On Saturday 20th of May, Flora Deborah went for a dig in Kibbutz Bar’am and came back to Tel Aviv with 320 kg of Volcanic soil.
During her weeklong residency at Eti Levi Project, she created an installation aiming to reach a point of juncture and of breakage between human’s consciousness, the environment and the physicality of both.
Playing with the dichotomy between the idea of land as an object and as a post human model of switched subjectivities, the artist wishes for the material to unlink itself from any given anthropocentric connotations.
Kibbutz Bar’am founded in 1949, was built in the premises of the oldest synagogue found in Israel and depicts a Marxist ideal of a collective of people working the land, finding pleasure in the work and sharing a communal life. A Jewish work ethic that replaced religious practice wishing to create a new type of society where all would be equal and free from exploitation.

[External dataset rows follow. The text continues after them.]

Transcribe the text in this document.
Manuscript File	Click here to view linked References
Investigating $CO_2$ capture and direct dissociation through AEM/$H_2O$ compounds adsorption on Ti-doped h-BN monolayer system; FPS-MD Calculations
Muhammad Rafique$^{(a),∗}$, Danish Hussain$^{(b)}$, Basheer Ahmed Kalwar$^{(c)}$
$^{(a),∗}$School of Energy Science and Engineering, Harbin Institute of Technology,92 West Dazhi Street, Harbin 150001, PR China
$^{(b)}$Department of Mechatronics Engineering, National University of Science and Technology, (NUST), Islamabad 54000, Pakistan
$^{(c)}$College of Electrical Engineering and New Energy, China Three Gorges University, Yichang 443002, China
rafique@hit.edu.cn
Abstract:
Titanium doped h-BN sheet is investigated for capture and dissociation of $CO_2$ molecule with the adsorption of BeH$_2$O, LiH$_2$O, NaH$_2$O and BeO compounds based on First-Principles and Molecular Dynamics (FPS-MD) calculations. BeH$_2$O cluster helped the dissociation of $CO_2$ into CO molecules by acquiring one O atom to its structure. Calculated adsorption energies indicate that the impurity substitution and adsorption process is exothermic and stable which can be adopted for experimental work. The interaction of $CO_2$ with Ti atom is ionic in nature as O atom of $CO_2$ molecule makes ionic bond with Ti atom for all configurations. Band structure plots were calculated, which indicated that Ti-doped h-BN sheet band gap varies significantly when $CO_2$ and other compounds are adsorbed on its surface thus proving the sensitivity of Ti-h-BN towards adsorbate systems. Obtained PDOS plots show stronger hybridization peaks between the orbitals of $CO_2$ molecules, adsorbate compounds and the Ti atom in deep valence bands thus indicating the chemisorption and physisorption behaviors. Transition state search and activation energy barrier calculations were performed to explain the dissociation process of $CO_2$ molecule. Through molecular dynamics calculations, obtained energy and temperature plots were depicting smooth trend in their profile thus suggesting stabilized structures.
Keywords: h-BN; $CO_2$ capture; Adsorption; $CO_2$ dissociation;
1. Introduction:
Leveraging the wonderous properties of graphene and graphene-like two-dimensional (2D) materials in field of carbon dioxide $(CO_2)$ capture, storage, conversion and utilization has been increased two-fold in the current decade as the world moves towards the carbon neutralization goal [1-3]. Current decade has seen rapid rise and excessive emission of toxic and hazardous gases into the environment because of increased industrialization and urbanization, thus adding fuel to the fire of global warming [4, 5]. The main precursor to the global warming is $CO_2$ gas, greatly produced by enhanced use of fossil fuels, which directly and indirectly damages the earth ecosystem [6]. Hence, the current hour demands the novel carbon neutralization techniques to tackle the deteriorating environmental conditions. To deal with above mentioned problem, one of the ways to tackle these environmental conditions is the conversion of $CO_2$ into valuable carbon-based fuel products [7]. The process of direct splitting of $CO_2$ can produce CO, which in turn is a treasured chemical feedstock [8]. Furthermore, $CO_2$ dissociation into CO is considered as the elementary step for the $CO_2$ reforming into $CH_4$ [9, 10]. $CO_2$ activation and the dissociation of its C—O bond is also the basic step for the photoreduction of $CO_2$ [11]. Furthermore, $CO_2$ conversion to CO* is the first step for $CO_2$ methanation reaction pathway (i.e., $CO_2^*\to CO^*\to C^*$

Flora Deborah, born in France in 1984 is an MFA student at Bezalel Academy of the arts in Tel Aviv. Based in between countries she has shown works in London, Milan and Tel Aviv.
Flora makes interdisciplinary work that investigates being, the environment, ecology and internal identity, working across sculpture, photography, video and installation.
Notable exhibitions to date include Cramum prize, Saatchi Gallery and Photofusion.